Bay has to find cash for R69m settlement with debt collectors

Contract blunder costs city millions


A vague and poorly drafted contract has cost the Nelson Mandela Bay municipality R69.6m in a settlement payout to revenue enhancement and debt collection company EOH Mthombo.
This is meant to put to bed the longstanding dispute between the city and EOH over how much the municipality was meant to pay the company for old debt collected.
The city’s bean counters will have to find almost R40m in the current operational budget to be able to pay the settlement as it currently only has about R29m available to pay it.
EOH was hired by the municipality in 2015 to verify accounts and collect from ratepayers and other account holders whose bills were more than four months overdue.
They would then be entitled to 10% of the money collected.
Matters became muddied when EOH started billing the municipality for all old debt collected – even money collected by municipal staff and law firms, not just by EOH itself.
In mayor Mongameli Bobani’s confidential report to the council, which met on Tuesday, it states that the dispute between the metro and EOH was fundamentally as a result of the “existing ambiguity in the service level agreement (SLA)”.
At the time, Mpilo Mbambisa was the city manager and Trevor Harper the chief financial officer.
Bobani wrote: “The vagueness in the contract subsequently gave rise to a protracted dispute resolution process between the parties.
“From inception, when the first invoice for debt collection was received from EOH, it was rejected by the NMBM based on the . . . different interpretathe tions of the SLA.
“The argument advanced by EOH is that all payments of 120 days and above form part of their portfolio.
“Accordingly, they [believe] they are entitled to 10% base commission on all related municipal accounts – for example, high energy users; government accounts – irrespective of whether payment was received as a result of actions discharged by other collectors.

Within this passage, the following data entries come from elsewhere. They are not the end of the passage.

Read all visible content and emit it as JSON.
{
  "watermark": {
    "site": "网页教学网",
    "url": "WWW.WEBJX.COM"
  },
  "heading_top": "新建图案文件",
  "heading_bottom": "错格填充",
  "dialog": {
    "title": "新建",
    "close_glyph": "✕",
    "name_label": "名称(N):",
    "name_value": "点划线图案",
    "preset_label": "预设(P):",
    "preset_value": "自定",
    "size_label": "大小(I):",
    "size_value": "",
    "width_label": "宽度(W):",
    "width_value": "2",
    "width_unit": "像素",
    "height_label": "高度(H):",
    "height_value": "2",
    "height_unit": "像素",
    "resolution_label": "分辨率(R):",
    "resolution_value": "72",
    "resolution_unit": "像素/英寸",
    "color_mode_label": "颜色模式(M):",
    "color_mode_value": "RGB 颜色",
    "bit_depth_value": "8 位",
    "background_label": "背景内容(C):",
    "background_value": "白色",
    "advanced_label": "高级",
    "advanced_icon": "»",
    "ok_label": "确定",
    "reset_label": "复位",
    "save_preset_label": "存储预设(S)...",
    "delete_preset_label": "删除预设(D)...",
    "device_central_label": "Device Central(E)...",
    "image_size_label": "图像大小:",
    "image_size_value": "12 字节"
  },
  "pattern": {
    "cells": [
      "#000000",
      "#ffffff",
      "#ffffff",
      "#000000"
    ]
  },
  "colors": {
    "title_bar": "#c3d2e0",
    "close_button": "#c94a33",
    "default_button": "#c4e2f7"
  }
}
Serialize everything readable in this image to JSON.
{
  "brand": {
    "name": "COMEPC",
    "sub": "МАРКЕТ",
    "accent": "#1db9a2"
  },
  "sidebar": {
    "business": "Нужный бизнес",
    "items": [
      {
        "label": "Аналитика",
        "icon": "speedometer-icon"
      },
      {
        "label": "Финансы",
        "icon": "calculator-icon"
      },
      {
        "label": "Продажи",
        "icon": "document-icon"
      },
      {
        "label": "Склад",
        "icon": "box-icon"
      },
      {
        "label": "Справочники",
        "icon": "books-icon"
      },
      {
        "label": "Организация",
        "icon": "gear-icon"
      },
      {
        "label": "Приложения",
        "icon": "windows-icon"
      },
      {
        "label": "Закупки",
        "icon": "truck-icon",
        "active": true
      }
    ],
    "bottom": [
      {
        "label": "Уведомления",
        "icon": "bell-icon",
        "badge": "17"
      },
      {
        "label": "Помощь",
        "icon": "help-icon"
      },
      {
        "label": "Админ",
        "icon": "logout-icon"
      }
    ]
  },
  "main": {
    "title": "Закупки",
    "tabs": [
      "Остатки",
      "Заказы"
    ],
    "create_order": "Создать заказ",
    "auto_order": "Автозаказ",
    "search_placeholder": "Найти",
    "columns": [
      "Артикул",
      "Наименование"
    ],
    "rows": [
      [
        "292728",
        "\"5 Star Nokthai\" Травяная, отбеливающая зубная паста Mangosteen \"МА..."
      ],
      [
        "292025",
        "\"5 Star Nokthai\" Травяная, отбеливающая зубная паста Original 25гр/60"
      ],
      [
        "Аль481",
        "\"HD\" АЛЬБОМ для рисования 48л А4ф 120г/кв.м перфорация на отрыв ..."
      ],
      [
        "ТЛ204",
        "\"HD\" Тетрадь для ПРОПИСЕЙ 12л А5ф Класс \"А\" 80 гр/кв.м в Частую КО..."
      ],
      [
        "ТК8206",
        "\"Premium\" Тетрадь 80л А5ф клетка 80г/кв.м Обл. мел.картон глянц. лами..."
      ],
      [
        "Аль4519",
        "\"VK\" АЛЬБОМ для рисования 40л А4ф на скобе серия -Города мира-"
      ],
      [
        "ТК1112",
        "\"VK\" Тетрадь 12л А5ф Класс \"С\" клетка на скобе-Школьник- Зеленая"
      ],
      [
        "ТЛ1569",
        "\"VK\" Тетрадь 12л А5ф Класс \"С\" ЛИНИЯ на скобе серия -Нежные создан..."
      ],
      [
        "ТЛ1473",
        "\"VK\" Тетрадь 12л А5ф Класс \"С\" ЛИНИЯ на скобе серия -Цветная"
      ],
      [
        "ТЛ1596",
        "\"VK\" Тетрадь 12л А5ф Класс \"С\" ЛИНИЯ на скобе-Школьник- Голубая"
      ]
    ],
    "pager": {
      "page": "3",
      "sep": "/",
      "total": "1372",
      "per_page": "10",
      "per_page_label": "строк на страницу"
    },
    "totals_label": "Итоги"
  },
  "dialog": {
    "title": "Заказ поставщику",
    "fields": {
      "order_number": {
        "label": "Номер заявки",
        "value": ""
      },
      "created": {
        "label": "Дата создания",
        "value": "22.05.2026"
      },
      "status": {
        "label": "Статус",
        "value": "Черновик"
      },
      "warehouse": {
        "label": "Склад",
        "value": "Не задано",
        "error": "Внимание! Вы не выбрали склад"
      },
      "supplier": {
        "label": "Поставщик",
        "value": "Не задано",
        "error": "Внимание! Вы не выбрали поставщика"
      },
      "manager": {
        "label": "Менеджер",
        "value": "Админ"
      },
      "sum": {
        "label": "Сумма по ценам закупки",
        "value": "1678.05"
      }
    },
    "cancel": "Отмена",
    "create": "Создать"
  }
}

“This dispute situation is further compounded by the fact that the billing/ receipting system of the municipality allocates all payments according to oldest debt.
“The NMBM has all along insisted on paying the 10% commission based on demonstrable performance of EOH Mthombo.”
The municipality and EOH battled for years to come to an agreement, with the city eventually obtaining legal advice.
The first lawyer, advocate Richard Buchanan, advised the city to take the matter to an arbitrator and to argue that it was never the municipality’s intention that EOH would be entitled to debt collected when it played no role whatsoever in the money collected.
A second legal opinion, by advocate Shaheed Patel, was that the city should consider EOH’s offer for a settlement, because a lengthy litigation process could be costly.
Patel wrote, in part: “In passing, I must state upfront that I am of the view that there is no economic sense for the municipality to have entered into a contract of this nature, given that the municipality had debt collectors in place at the time of tender.”
The council agreed to the R69.6m settlement amount, with the municipality having to find R39.9m in its budget to fund the payout as it only has R29.7m available.
Bobani wrote that the city had paid EOH R116.9m over the three-year period of the contract. “It was the aim of the municipality that, resulting from this contract, there will be huge improvement in terms of the collection rate to enhance the reserves of the municipality and also critically enhance service delivery,” Bobani wrote.
Between June 2015 and June 2018, the city’s revenue collection rate had, in fact, decreased from 94.2% to 93.1%.
The council agreed that the municipality should pay EOH in full within 30 days of receipt of the invoice.
Acting city manager Peter Neilson confirmed the council had approved the settlement deal.
He said Bobani had instructed that all outstanding matters be settled, including disputes between the city with Sabata and Afrisec.“The mayor is adamant that the city can no longer pay lawyers for matters that have been dragging on for more than three years,” Neilson said.EOH said through a spokesperson: “EOH can confirm that the parties reached amicable agreement with regards to the matters within the Nelson Mandela Bay revenue assurance contract.”